POINT 1 >>> Our San Diego leaders are asking the CCC to approve violations of the 1931 Children’s Pool land grant trust, the Marine Mammal Protection Act (109a) and key sections of the Coastal Act and the California State Constitution.  (Art 1, Sec 25)  ( Art X,Sec 4) Approval seeks to shift liability to the CCC.

a) The 1931 trust clearly requires public access. San Diego could not defend its violations in 2004 when a suit against the City to provide full public access prevailed. The suit survived appeals court and State Supreme Court review intact.

b) Arguments the City could choose which trust stipulations it would abide by had failed in court. A trustee can choose between 2 CONFLICTING stipulations of a trust, but a judge may have to agree with the choice.

c) In 2009 the City requested the Legislature amend the trust to allow discretion to allow seals or not, as an additional term in the stipulations.    The amendment did not add “discretion” of any kind and critically, did not add “or” to the list of acceptable uses.   It added a “marine mammal park” without defining the term. There is a legal definition.

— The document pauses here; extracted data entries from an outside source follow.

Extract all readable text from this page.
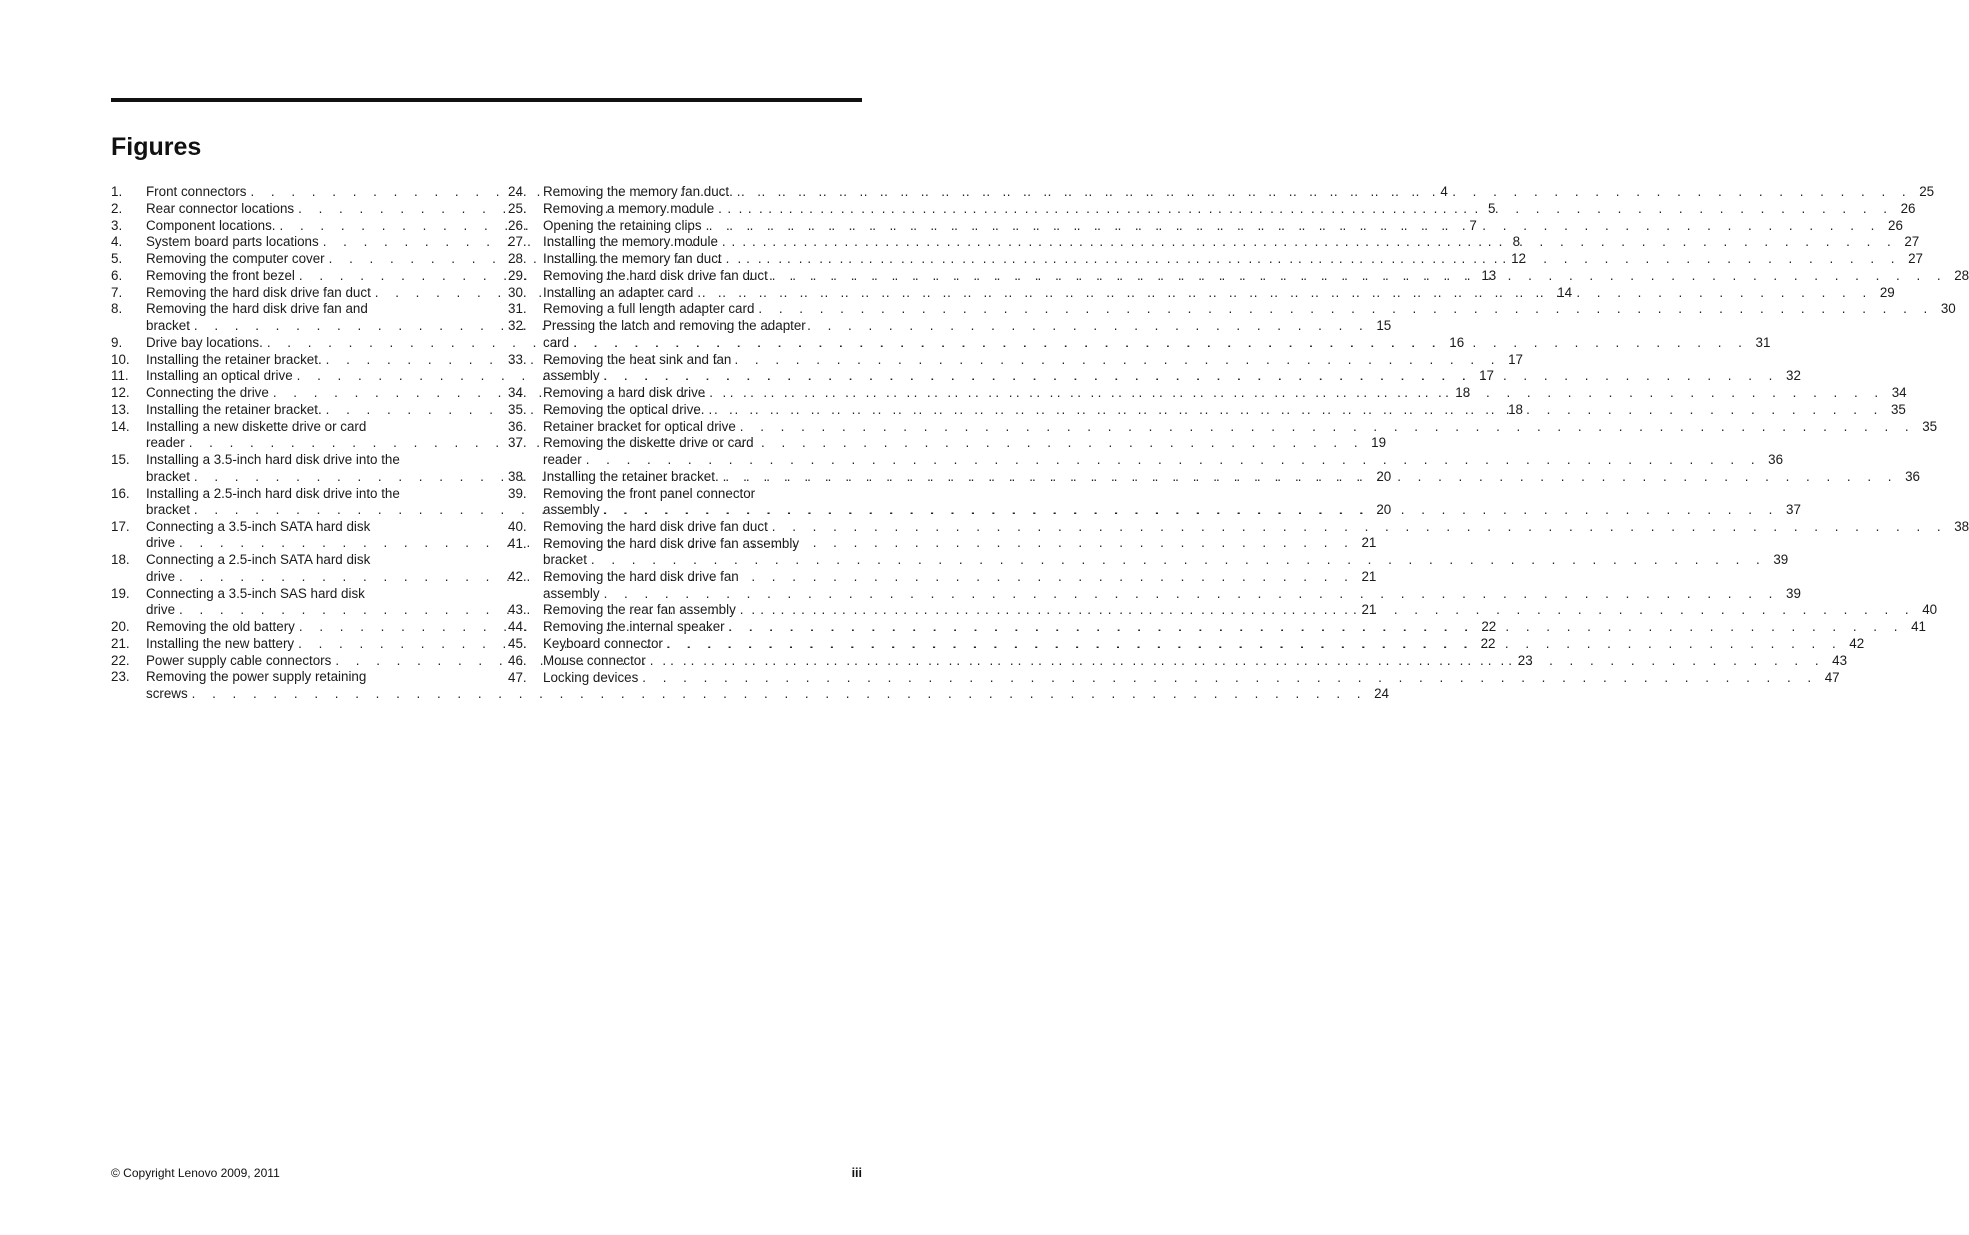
Figures
1.	Front connectors . . .	4
2.	Rear connector locations . . .	5
3.	Component locations. . . .	7
4.	System board parts locations . . .	8
5.	Removing the computer cover . . .	12
6.	Removing the front bezel . . .	13
7.	Removing the hard disk drive fan duct . . .	14
8.	Removing the hard disk drive fan and
bracket . . .	15
9.	Drive bay locations. . . .	16
10.	Installing the retainer bracket. . . .	17
11.	Installing an optical drive . . .	17
12.	Connecting the drive . . .	18
13.	Installing the retainer bracket. . . .	18
14.	Installing a new diskette drive or card
reader . . .	19
15.	Installing a 3.5-inch hard disk drive into the
bracket . . .	20
16.	Installing a 2.5-inch hard disk drive into the
bracket . . .	20
17.	Connecting a 3.5-inch SATA hard disk
drive . . .	21
18.	Connecting a 2.5-inch SATA hard disk
drive . . .	21
19.	Connecting a 3.5-inch SAS hard disk
drive . . .	21
20.	Removing the old battery . . .	22
21.	Installing the new battery . . .	22
22.	Power supply cable connectors . . .	23
23.	Removing the power supply retaining
screws . . .	24
24.	Removing the memory fan duct. . . .	25
25.	Removing a memory module . . .	26
26.	Opening the retaining clips . . .	26
27.	Installing the memory module . . .	27
28.	Installing the memory fan duct . . .	27
29.	Removing the hard disk drive fan duct . . .	28
30.	Installing an adapter card . . .	29
31.	Removing a full length adapter card . . .	30
32.	Pressing the latch and removing the adapter
card . . .	31
33.	Removing the heat sink and fan
assembly . . .	32
34.	Removing a hard disk drive . . .	34
35.	Removing the optical drive. . . .	35
36.	Retainer bracket for optical drive . . .	35
37.	Removing the diskette drive or card
reader . . .	36
38.	Installing the retainer bracket. . . .	36
39.	Removing the front panel connector
assembly . . .	37
40.	Removing the hard disk drive fan duct . . .	38
41.	Removing the hard disk drive fan assembly
bracket . . .	39
42.	Removing the hard disk drive fan
assembly . . .	39
43.	Removing the rear fan assembly . . .	40
44.	Removing the internal speaker . . .	41
45.	Keyboard connector . . .	42
46.	Mouse connector . . .	43
47.	Locking devices . . .	47
© Copyright Lenovo 2009, 2011	iii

d) Judge Taylor used the new provision to stay a court order requiring the City restore the Children’s Pool to full public access by removing the sand that had ruined the Pool, and making the water clean enough to pass public health standards. There is no defined marine mammal park to this day.

e) The court also noted the other decisions in the prevailing case of O’Sullivan vs San Diego had been correct.  Not that public access was undoable, but that one could not establish a marine mammal park without seals.  The City never defined, declared, posted, or even discussed a “marine mammal park”.  The amendment never went into effect.   The defacto unfulfilled compromise remains; the Pool is a public park. There often are marine mammals in it.  

f) When the National Oceanographic and Atmospheric Administration (NOAA) clarified its policies in a letter to San Diego 1/2/2014, the last line directed the City to review section 109(a) of the Marine Mammal Protection Act (MMPA).  “No state shall enforce or attempt to enforce any law concerning the take of Marine Mammals”.  It even forbids state action in a reserve.   San Diego seeks to get the Coastal Commission to defy federal law on San Diego’s behalf.

g) The Coastal Act cites “ACCESS” 132 times.  It has 12 articles devoted to public access and recreation.  The City claims oblique reference to seals under “…healthy populations of all species of marine organisms adequate for long-term commercial, recreational, scientific, and educational purposes” in 30230.  That does not apply because the seals actually limit biological diversity by being sheltered in an abnormal concentration.

h) State Constitution Article X, Section 4 strongly requires public access to tidal lands, “always attainable for the people thereof”.   The California Bill of Rights, Section 25 states “The people shall have the right to fish upon and from the public lands of the State and in the waters thereof,

i) The Trust contains a Section (b) reserving the right to access the beach and water for fishing in order to conform to the State Constitution.   It does not conflict with Section (a) because Section (a) does not allow any restriction of public access either.

j) CCC local staff maintains it should not include analysis of any statutes outside the Coastal Act.  That should be a WARNING.  Staff is not versed in all legal matters or qualified to give legal advice.  The Commissioners have to know State laws themselves, or avail themselves of legal counsel.   Especially if you have read this far and so are informed.

k) The Public Trust Doctrine that empowers the CCC states tidelands shall be held in trust for the people of California.  Not just for the wealthy or connected, not for an elite enlightened few, not for big corporations; be it General Motors or San Diego, not awarded to the litigious and vociferous, but all the people.